The key feature of a desert is its lack of water. But how do animals stay clean? They still need to get rid of dirt, germs, bugs and parasites.

This story began for me on the Continental Divide, the line of ranges that divide the Rocky Mountains watersheds into those that flow toward the Mississippi River and those that flow toward the Pacific Ocean. Standing on the back porch of my childhood home, the Continental Divide was a mere half mile north and was our playground. Regina, New Mexico lays at about 6000 foot elevation, 100 miles north of Albuquerque. Scrub brush fills this high desert area.

My father ran cattle, but he leased national forest lands to fatten up the spring calves and rounded them up for the sale ring before winter storms hit. Our most important asset was water rights to the Hatch Lake, which allowed some irrigation of fields and planting of some grasses.

I remember playing with horny toads, building corrals for them from scrap bits of wood. They always escaped, of course. It was a dry climate, with dusty roads, rare days of rain, and harsh winters.

Fast forward to a couple years ago when I heard about birds who anoint themselves with ants to get rid of parasites. What? This is strange, but true. For over 100 years, naturalists have observed birds that stand on an ant nest and let ants swarm over them. Studies have revealed that birds are allowing ants to carry off parasites. Other birds will locate an ant nest, then pick up an ant in its beak, crush it and use it as a washrag to clean its feathers. Scientists believe the formic acid from the ant acts as an antiseptic to kill and discourage parasites.

When I learned of this anointing behavior, I remembered the dry landscape of my childhood. I wondered what were some other ways that animals stayed clean? After a lot of research and multiple drafts, the result was Desert Baths, a companion book to my first nature book, Prairie Storms.

For both books, I wanted to do more than just talk about a species. Instead, I wanted to add an extra layer of information, while still keeping the story fun to read. For Prairie Storms, the extra layer was the variety of storms throughout a year. For Desert Baths, the extra layer is animal hygiene.

 Take a peek at Desert Baths:
And Prairie Storms

Here are some possible discussion questions to share with your children after reading Desert Baths

  1. Is regular hygiene easy or hard for you? 
  2. Do you need to be reminded to brush your teeth? 
  3. Do you resist baths? 
  4. How would it affect your health if you didn't bathe and clean yourself regularly? 
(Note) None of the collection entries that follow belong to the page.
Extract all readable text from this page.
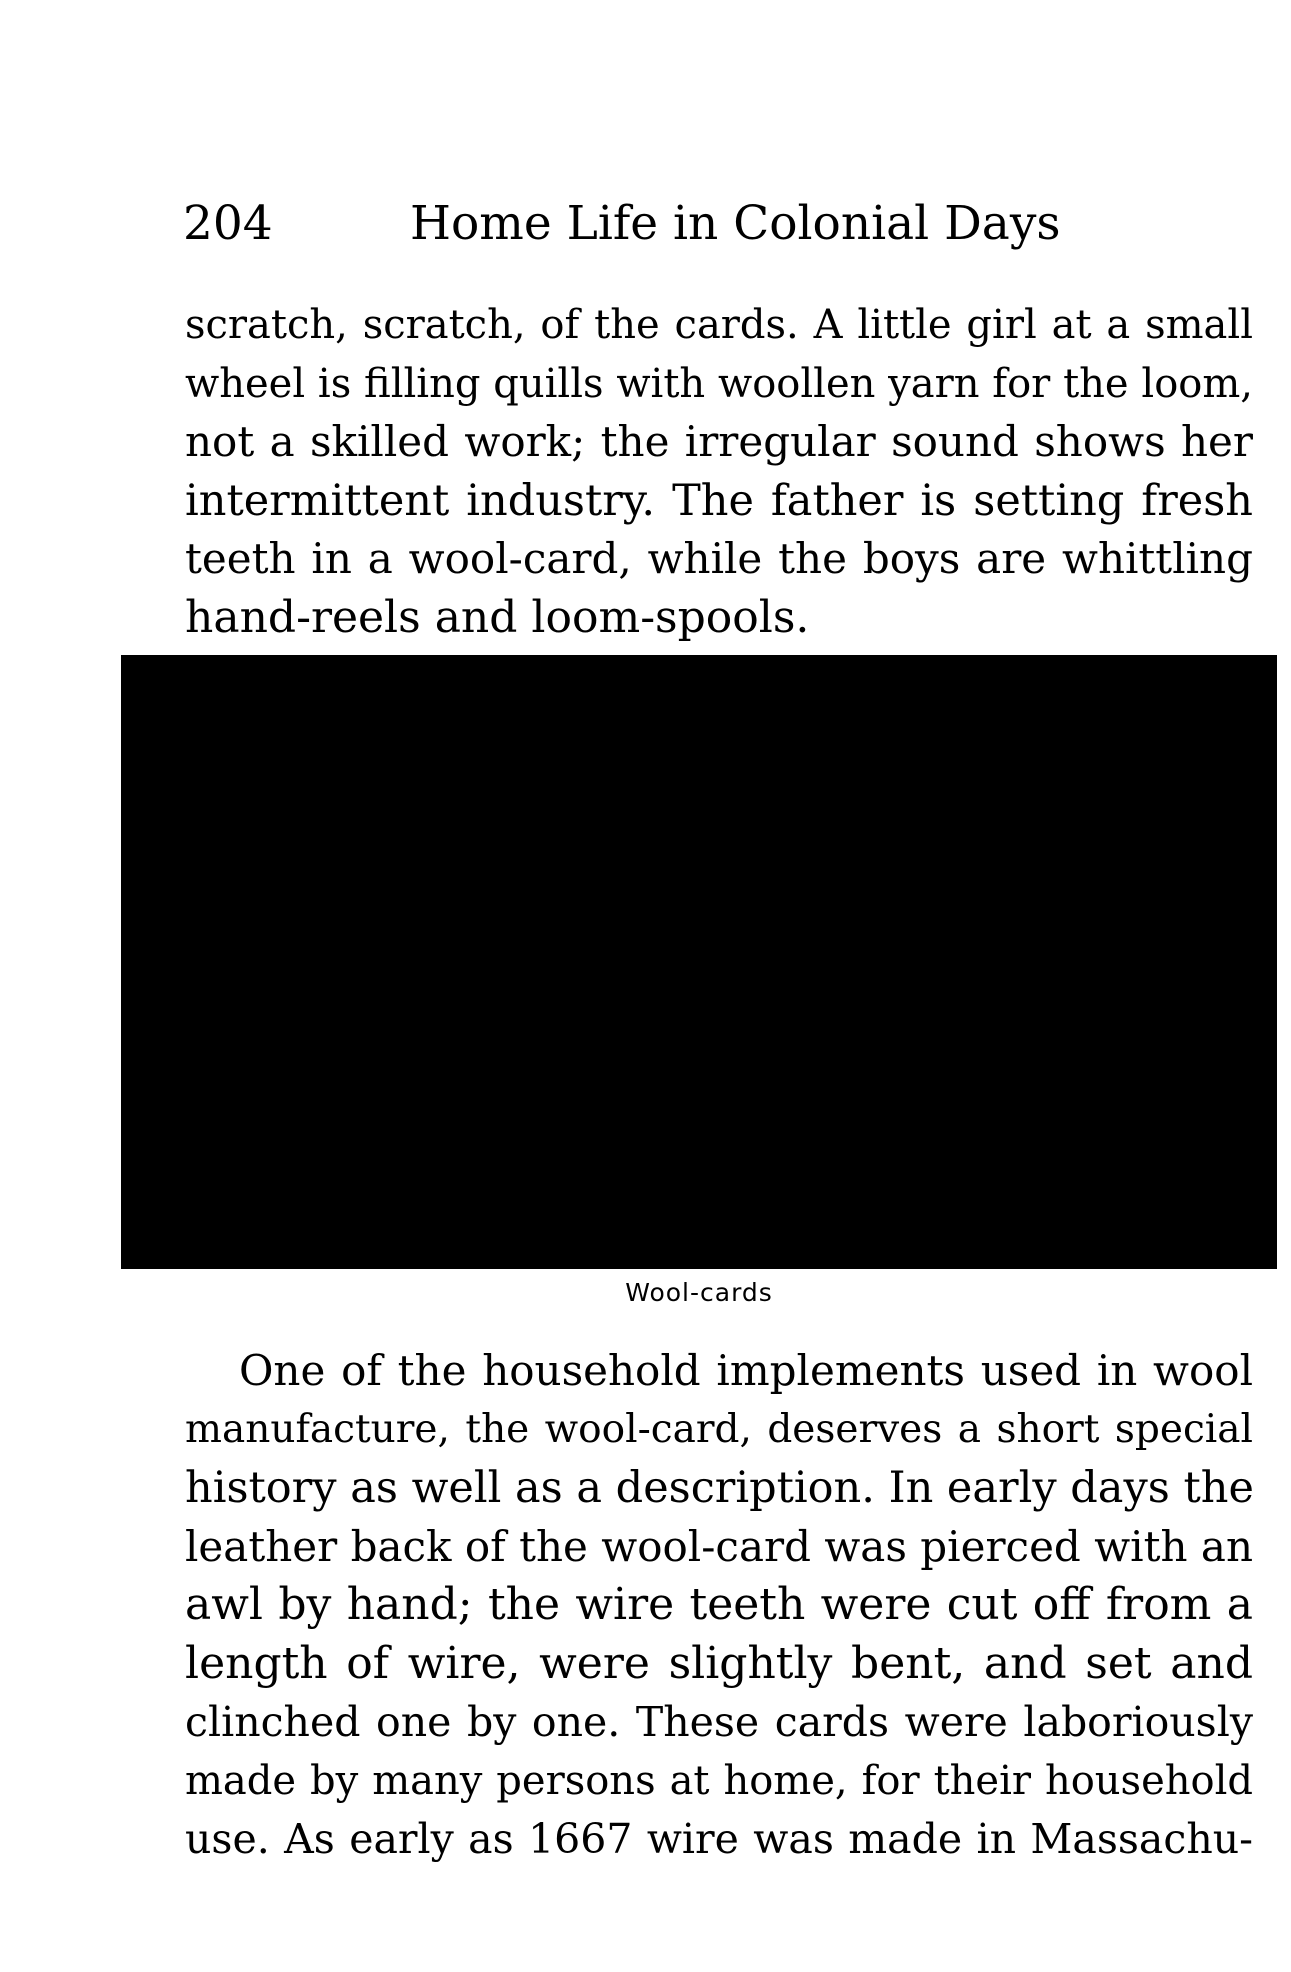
204	Home Life in Colonial Days
scratch, scratch, of the cards. A little girl at a small
wheel is filling quills with woollen yarn for the loom,
not a skilled work; the irregular sound shows her
intermittent industry. The father is setting fresh
teeth in a wool-card, while the boys are whittling
hand-reels and loom-spools.
Wool-cards
One of the household implements used in wool
manufacture, the wool-card, deserves a short special
history as well as a description. In early days the
leather back of the wool-card was pierced with an
awl by hand; the wire teeth were cut off from a
length of wire, were slightly bent, and set and
clinched one by one. These cards were laboriously
made by many persons at home, for their household
use. As early as 1667 wire was made in Massachu-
Published in eight languages, children’s book author and writing teacher Darcy Pattison is the author of picture books and novels. Her three nature books include Prairie Storms (Sylvan Dell), Desert Baths (Sylvan Dell) and Wisdom, the Midway Albatross: Surviving the Japanese Tsunami and Other Disasters for over 60 Years (Mims House). For more, see her website.


  1. Love this information and the video. I was recently looking into just this for a picture I am writing about water! I need to get a hold of this book!

    1. Joanna, Did you mean for a "piece" you're writing about water? What's your project? Maybe you and Darcy should talk!